The federal government has filed a $1.2 billion fraud and racketeering lawsuit against a failed thrift, the brothers who ran it and nearly 50 other officers and associates of the business.
The Resolution Trust Corp. filed the action in federal court on Saturday, one day before the three-year statute of limitations for suing Western Savings and Loan Association ran out.The government seized Western Savings on June 14, 1989, at an estimated $1.7 billion cost to taxpayers.
The lawsuit alleges Western officials arranged sham sales of real estate held by the thrift to create the appearance of profits, hide losses and get around regulations that limit how much real estate an S&L could hold directly.
The lawsuit seeks $200 million in damages and asks that amount be tripled, as allowed under federal racketeering law. It also seeks $200 million for negligence.
The federal agency, responsible for disposing of the assets of failed S&Ls, also seeks $245 million in damages from some past and present partners of a law firm that represented Western.
Defendants include the thrift's president, Gary Driggs, and his brother, John Driggs, the thrift's chairman.
Western was founded in 1929 by Gary and John Driggs' father and grandfather. The brothers controlled the thrift for two decades and built it into the state's second-largest before they were forced out by federal regulators in 1988.
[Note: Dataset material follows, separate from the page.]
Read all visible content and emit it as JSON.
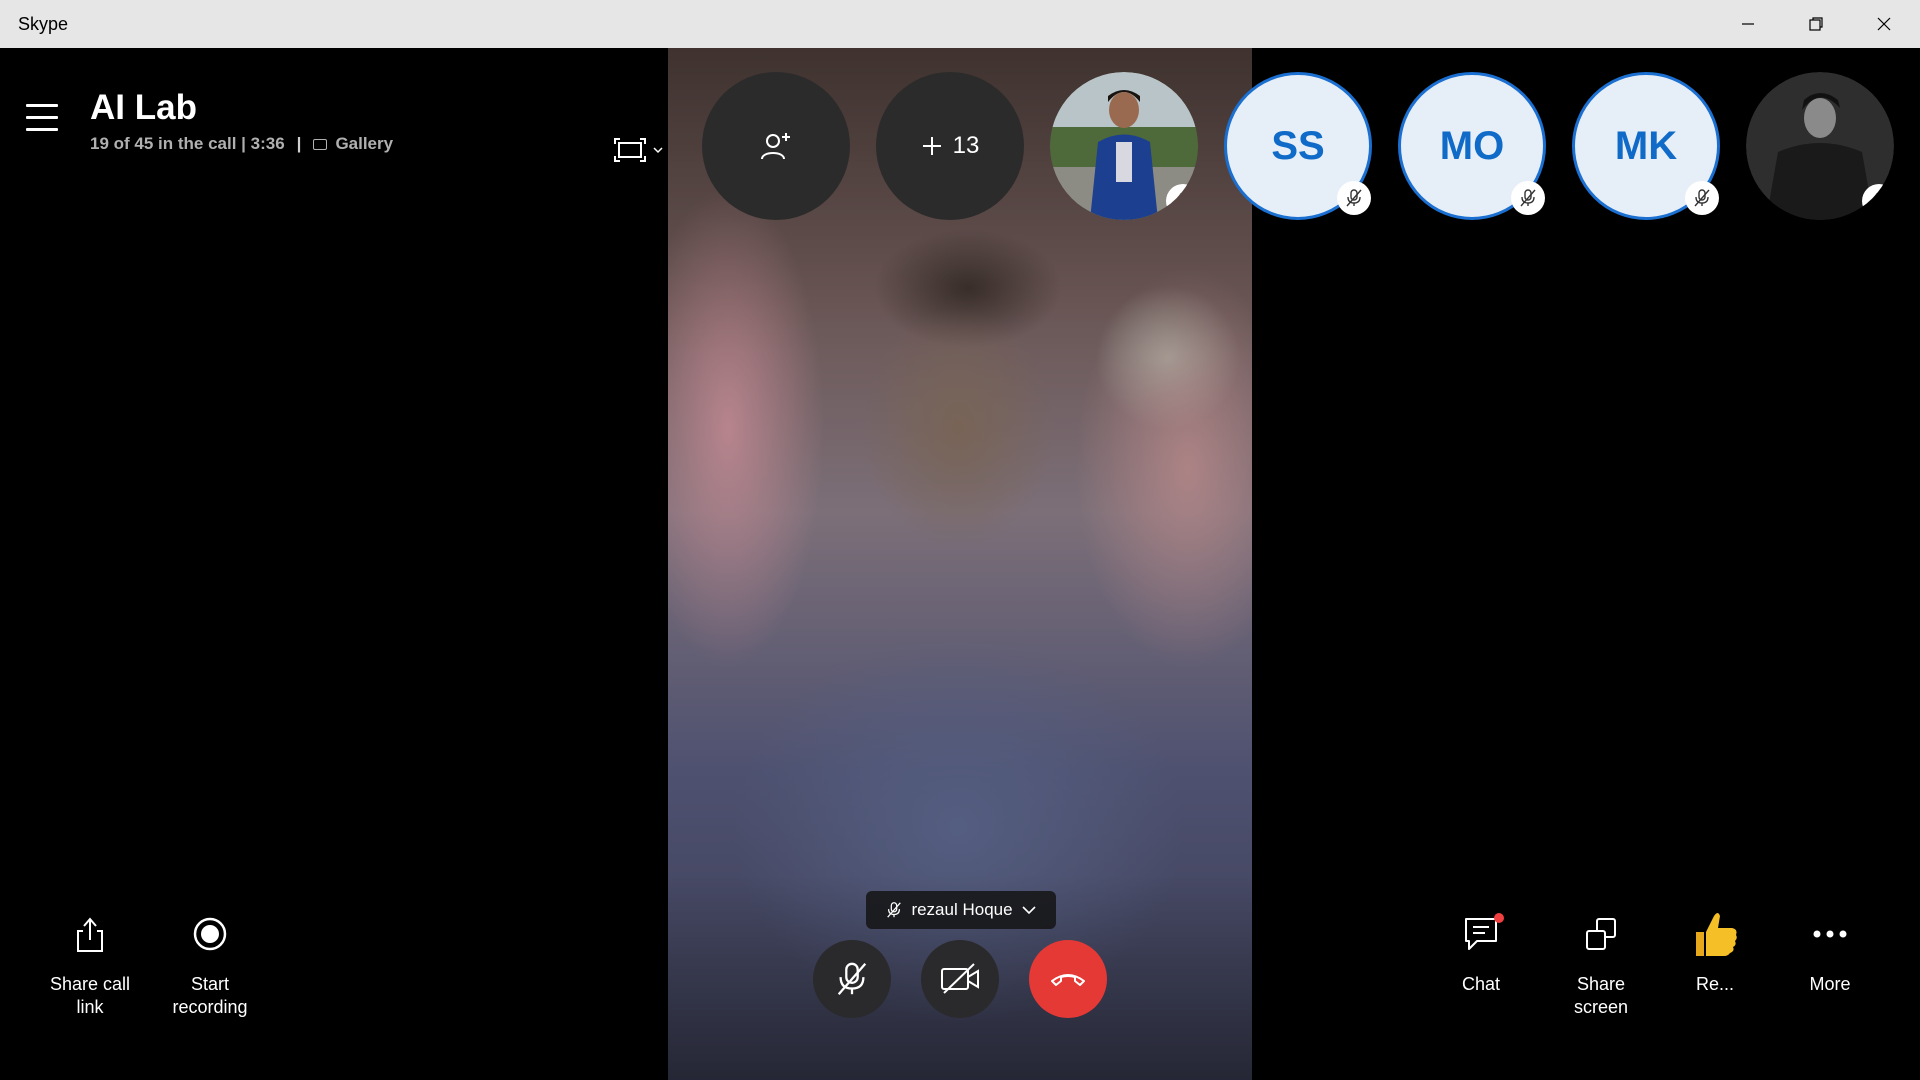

The lawsuit accuses Gary and John Driggs of acceptingd unreasonable salaries of more than $300,000 each in 1988, a year when Western lost more than $200 million.
Mike Hawkins, an attorney for the brothers, denied they did anything wrong. He said Western Savings "was not a high-flying S&L that arose after deregulation. It was run by two or three generations of one family that always got along with federal regulators."